|Public Release Date: April 24, 1998||No. 98-27|
North Hennepin Community College was established in 1966. The college merged with other state universities, community colleges, and technical colleges on July 1, 1995, to form the Minnesota State Colleges and Universities System (MnSCU). The MnSCU Board of Trustees appointed Ms. Ann Wynia as the president of the college effective December 1, 1997.
Our audit scope included a review of tuition and fees, payroll, administrative expenditures, bookstore activities, and institutional work study for the period July 1, 1995, through June 30, 1997. We also audited the administration of the federal student financial aid program for fiscal year 1998.
North Hennepin Community College operated its General Fund activity within available resources. However, the college did not properly monitor certain other financial operations. The college did not evaluate its financial responsibilities and ensure adequate staffing in the business office and in the payroll/personnel division. In addition, the college did not properly record its financial activities on the MnSCU and MAPS accounting systems. The college did not have appropriate controls over certain other financial management functions. The college did not report instances of fraud to the Office of the Legislative Auditor. We are referring one case to the Office of the Attorney General for resolution. In that case, financial aid staff and a student worker falsified a payroll timesheet, and the student was paid for time that was not worked. The college also made other questionable judgments when determining institutional work study eligibility.

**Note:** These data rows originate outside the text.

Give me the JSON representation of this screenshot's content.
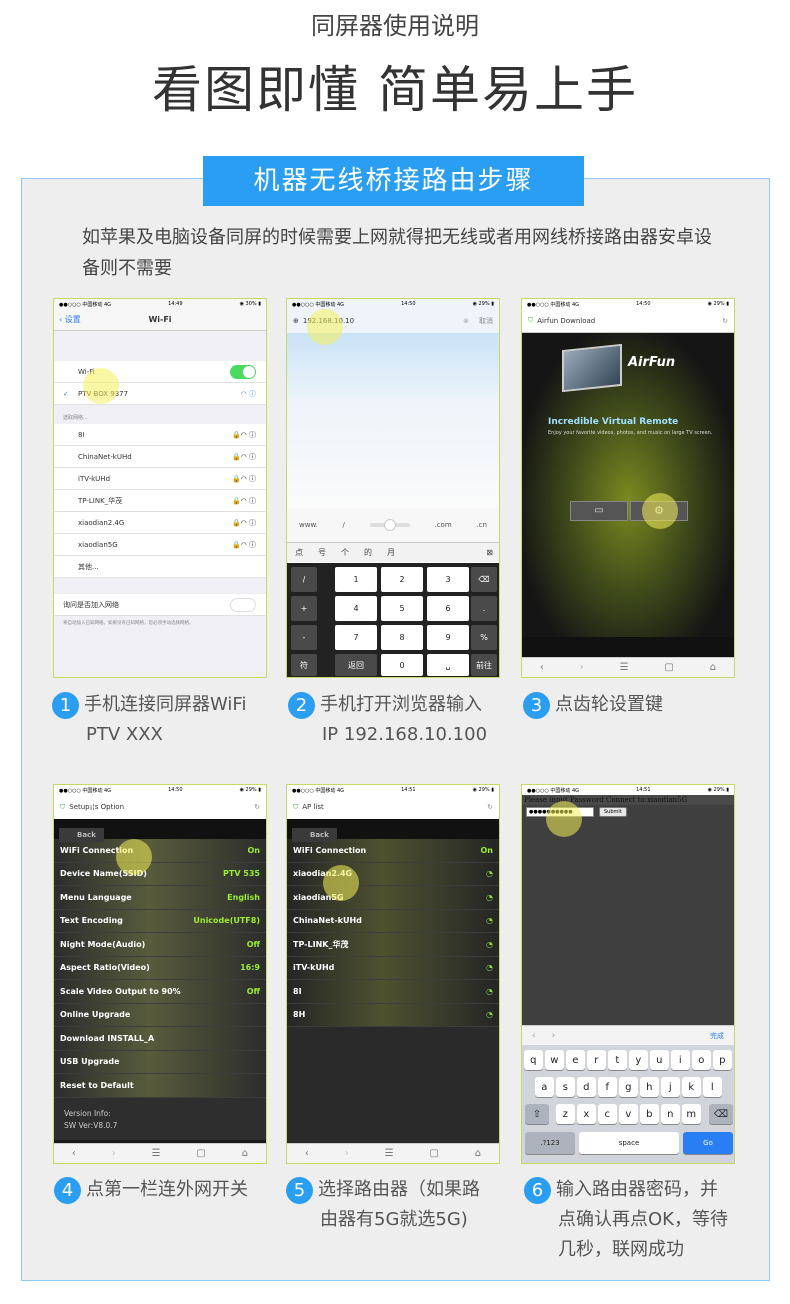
{
  "header": {
    "subtitle": "同屏器使用说明",
    "title": "看图即懂 简单易上手"
  },
  "banner": "机器无线桥接路由步骤",
  "intro": "如苹果及电脑设备同屏的时候需要上网就得把无线或者用网线桥接路由器安卓设备则不需要",
  "status": {
    "carrier": "●●○○○ 中国移动  4G",
    "t1": "14:49",
    "t2": "14:50",
    "t3": "14:50",
    "t4": "14:50",
    "t5": "14:51",
    "t6": "14:51",
    "b1": "◉ 30% ▮",
    "b2": "◉ 29% ▮"
  },
  "p1": {
    "back": "设置",
    "title": "Wi-Fi",
    "wifi": "Wi-Fi",
    "current": "PTV BOX 9377",
    "choose": "选取网络...",
    "networks": [
      "8I",
      "ChinaNet-kUHd",
      "iTV-kUHd",
      "TP-LINK_华茂",
      "xiaodian2.4G",
      "xiaodian5G",
      "其他..."
    ],
    "ask": "询问是否加入网络",
    "ask_note": "将自动加入已知网络。如果没有已知网络，您必须手动选择网络。"
  },
  "p2": {
    "url": "192.168.10.10",
    "cancel": "取消",
    "www": "www.",
    "slash": "/",
    "com": ".com",
    "cn": ".cn",
    "cands": [
      "点",
      "号",
      "个",
      "的",
      "月"
    ],
    "keys": [
      "1",
      "2",
      "3",
      "4",
      "5",
      "6",
      "7",
      "8",
      "9",
      "0"
    ],
    "sym": [
      "/",
      "+",
      "-",
      ":"
    ],
    "fu": "符",
    "back": "返回",
    "go": "前往",
    "comma": ",",
    "dot": ".",
    "pct": "%"
  },
  "p3": {
    "title": "Airfun Download",
    "brand": "AirFun",
    "headline": "Incredible Virtual Remote",
    "desc": "Enjoy your favorite videos, photos, and music on large TV screen."
  },
  "p4": {
    "title": "Setup¡¦s Option",
    "back": "Back",
    "rows": [
      [
        "WiFi Connection",
        "On"
      ],
      [
        "Device Name(SSID)",
        "PTV 535"
      ],
      [
        "Menu Language",
        "English"
      ],
      [
        "Text Encoding",
        "Unicode(UTF8)"
      ],
      [
        "Night Mode(Audio)",
        "Off"
      ],
      [
        "Aspect Ratio(Video)",
        "16:9"
      ],
      [
        "Scale Video Output to 90%",
        "Off"
      ],
      [
        "Online Upgrade",
        ""
      ],
      [
        "Download INSTALL_A",
        ""
      ],
      [
        "USB Upgrade",
        ""
      ],
      [
        "Reset to Default",
        ""
      ]
    ],
    "version_label": "Version Info:",
    "version": "SW Ver:V8.0.7"
  },
  "p5": {
    "title": "AP list",
    "back": "Back",
    "wifi": "WiFi Connection",
    "on": "On",
    "aps": [
      "xiaodian2.4G",
      "xiaodian5G",
      "ChinaNet-kUHd",
      "TP-LINK_华茂",
      "iTV-kUHd",
      "8I",
      "8H"
    ]
  },
  "p6": {
    "prompt": "Please input Password Connect to:xiaodian5G",
    "password": "●●●●●●●●●●",
    "submit": "Submit",
    "done": "完成",
    "row1": [
      "q",
      "w",
      "e",
      "r",
      "t",
      "y",
      "u",
      "i",
      "o",
      "p"
    ],
    "row2": [
      "a",
      "s",
      "d",
      "f",
      "g",
      "h",
      "j",
      "k",
      "l"
    ],
    "row3": [
      "z",
      "x",
      "c",
      "v",
      "b",
      "n",
      "m"
    ],
    "num": ".?123",
    "space": "space",
    "go": "Go"
  },
  "steps": [
    {
      "n": "1",
      "l1": "手机连接同屏器WiFi",
      "l2": "PTV XXX"
    },
    {
      "n": "2",
      "l1": "手机打开浏览器输入",
      "l2": "IP 192.168.10.100"
    },
    {
      "n": "3",
      "l1": "点齿轮设置键",
      "l2": ""
    },
    {
      "n": "4",
      "l1": "点第一栏连外网开关",
      "l2": ""
    },
    {
      "n": "5",
      "l1": "选择路由器（如果路",
      "l2": "由器有5G就选5G)"
    },
    {
      "n": "6",
      "l1": "输入路由器密码，并",
      "l2": "点确认再点OK，等待",
      "l3": "几秒，联网成功"
    }
  ],
  "colors": {
    "accent": "#2a9ef3",
    "highlight": "#f4f05a",
    "value_green": "#9cee2e"
  }
}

The college properly designed controls over tuition and fees, payroll, federal student financial aid, and administrative expenditures. However, we made some recommendations for improvements in these areas. We found that the college allowed a faculty member's salary to exceed the maximum amount authorized by state law. In addition, we have concerns about the bookstore. The college did not accurately record the bookstore financial activities and did not have financial statements to monitor its financial activities. We make several recommendations for improved accountability over bookstore activities.
The college basically agrees with the findings and recommendations in this report. The college has initiated a corrective action plan to resolve the issues.